People with eating disorders need encouragement and understanding, not a false sense of pride in their disorder. Complimenting someone with an eating disorder for being “disciplined” in their food intake may provide a temporary, but dangerous, sense of validation without providing the ability to process underlying issues, which often diminishes motivation to seek treatment. Those with disordered eating patterns require a foundation of acceptance and compassion in order to heal and develop a healthier outlook.


“You don’t look like you have an eating disorder.”

It is impossible to tell if someone has an eating disorder based on their appearance alone. Contrary to popular belief, an eating disorder can affect anyone, no matter their body shape or size. While certain characteristics, such as abnormally skinny body, are typically associated with eating disorders such as anorexia, many are unaware that all people, regardless of size or shape, can struggle with eating disorders. They can be found among people belonging to all genders, ages, races, ethnicities, religions, abilities, sexual orientations, lifestyles, and socioeconomic backgrounds.


“Someone else recovered from an eating disorder by doing this…”

Comparing different people with eating disorders is not only unhelpful and damaging, but it overlooks the very unique and personal experiences that all individuals with an eating disorder face.

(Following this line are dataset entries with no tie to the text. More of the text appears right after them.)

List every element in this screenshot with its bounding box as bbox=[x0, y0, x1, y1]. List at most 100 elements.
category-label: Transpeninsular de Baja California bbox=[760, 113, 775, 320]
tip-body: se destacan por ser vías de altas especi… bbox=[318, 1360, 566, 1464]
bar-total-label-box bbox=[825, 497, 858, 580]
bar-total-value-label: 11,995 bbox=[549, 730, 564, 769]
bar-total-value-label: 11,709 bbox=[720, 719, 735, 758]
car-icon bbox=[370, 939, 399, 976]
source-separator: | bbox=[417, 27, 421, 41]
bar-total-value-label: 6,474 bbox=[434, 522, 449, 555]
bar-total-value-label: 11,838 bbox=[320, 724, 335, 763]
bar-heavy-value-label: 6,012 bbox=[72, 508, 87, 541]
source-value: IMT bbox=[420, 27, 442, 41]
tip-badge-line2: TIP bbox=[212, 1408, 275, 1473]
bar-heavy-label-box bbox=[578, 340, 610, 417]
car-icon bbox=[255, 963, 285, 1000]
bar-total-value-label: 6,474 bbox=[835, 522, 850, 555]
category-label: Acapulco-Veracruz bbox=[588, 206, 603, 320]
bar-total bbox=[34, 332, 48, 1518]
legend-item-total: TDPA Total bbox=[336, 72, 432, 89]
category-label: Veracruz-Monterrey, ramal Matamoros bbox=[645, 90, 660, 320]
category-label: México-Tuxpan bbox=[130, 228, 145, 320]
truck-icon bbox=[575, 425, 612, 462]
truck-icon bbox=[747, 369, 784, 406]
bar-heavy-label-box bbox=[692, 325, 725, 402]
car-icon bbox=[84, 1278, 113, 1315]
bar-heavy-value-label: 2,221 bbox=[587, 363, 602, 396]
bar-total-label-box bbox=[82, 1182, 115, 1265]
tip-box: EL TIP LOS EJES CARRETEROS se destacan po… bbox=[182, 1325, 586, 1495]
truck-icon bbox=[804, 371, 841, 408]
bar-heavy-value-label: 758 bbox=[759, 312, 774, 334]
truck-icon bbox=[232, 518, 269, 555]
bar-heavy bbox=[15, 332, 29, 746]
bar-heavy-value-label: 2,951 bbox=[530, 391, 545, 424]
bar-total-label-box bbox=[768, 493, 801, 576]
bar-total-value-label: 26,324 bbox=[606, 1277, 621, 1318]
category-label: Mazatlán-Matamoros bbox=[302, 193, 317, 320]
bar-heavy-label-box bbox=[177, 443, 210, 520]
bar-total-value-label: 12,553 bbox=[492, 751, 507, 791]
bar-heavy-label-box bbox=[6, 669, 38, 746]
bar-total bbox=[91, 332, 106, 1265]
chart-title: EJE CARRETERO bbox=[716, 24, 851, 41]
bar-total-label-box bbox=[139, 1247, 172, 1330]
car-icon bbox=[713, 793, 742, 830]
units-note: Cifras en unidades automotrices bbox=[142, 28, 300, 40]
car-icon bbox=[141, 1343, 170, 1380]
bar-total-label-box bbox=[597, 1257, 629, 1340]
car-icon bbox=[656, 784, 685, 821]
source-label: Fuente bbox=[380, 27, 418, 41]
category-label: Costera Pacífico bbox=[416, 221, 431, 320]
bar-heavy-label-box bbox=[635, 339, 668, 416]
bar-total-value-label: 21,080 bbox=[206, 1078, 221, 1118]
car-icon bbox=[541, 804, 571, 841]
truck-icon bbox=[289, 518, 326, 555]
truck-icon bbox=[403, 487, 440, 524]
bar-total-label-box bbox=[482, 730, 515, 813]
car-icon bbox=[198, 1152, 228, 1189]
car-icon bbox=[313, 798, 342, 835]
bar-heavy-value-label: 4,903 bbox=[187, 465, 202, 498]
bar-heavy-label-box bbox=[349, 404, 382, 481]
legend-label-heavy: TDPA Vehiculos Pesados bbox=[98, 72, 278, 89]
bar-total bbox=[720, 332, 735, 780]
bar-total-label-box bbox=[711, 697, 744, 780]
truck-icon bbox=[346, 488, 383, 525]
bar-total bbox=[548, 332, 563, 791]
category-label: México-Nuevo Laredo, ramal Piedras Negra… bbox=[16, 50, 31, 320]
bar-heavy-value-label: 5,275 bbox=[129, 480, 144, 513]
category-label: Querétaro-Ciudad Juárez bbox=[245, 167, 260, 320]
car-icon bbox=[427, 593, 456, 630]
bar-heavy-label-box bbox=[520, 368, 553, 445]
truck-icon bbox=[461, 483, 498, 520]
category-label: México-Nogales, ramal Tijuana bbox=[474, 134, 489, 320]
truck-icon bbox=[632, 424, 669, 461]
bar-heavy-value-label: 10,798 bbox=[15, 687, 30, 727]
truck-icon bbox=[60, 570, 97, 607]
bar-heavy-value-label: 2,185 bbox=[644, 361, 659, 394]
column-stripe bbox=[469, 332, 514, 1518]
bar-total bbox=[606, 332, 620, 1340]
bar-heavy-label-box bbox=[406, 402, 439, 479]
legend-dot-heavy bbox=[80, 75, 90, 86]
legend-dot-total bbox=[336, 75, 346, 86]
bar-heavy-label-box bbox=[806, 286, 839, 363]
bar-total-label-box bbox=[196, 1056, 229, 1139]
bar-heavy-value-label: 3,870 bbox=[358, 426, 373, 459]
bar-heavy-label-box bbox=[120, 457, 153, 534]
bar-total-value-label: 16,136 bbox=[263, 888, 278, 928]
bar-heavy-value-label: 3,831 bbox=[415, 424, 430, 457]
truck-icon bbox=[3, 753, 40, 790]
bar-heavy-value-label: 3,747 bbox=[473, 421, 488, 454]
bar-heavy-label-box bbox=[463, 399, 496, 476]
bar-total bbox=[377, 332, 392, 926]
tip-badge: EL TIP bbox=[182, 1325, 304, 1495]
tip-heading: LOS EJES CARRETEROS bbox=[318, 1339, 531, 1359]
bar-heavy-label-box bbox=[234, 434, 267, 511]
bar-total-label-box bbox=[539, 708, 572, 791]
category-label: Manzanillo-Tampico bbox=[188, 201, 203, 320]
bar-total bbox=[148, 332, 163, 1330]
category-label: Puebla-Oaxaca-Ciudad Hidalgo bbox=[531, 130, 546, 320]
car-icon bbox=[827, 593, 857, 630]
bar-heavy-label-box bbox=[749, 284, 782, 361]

It’s important to remember that there are many different kinds of any disorders and they all manifest differently from person to person. In addition, comparing different people with eating disorders can foster feelings of guilt, shame, and inadequacy. Eating disorders are already difficult mental illnesses to manage, and seeing others “succeed” in coping with their own issues can lead to feelings of failure when those same successes are not achieved. Above all, it is essential to emphasize the path towards recovery and the effort that goes into it, rather than the comparisons between people.


Instead of these comments listed above, the key to interacting with someone with an eating disorder is to approach them with kindness, acceptance, and understanding. Adopting an attitude of patience and support is beneficial in trying to help someone on the road to recovery. Rather than focusing on the outward physical appearance of the individual, minimizing their experience, or comparing them to others, ask them meaningful questions about how the disorder is affecting their life. Showing empathy and non-judgemental kindness can help to create an atmosphere of trust and understanding, allowing the individual to seek help in a safe and supportive environment.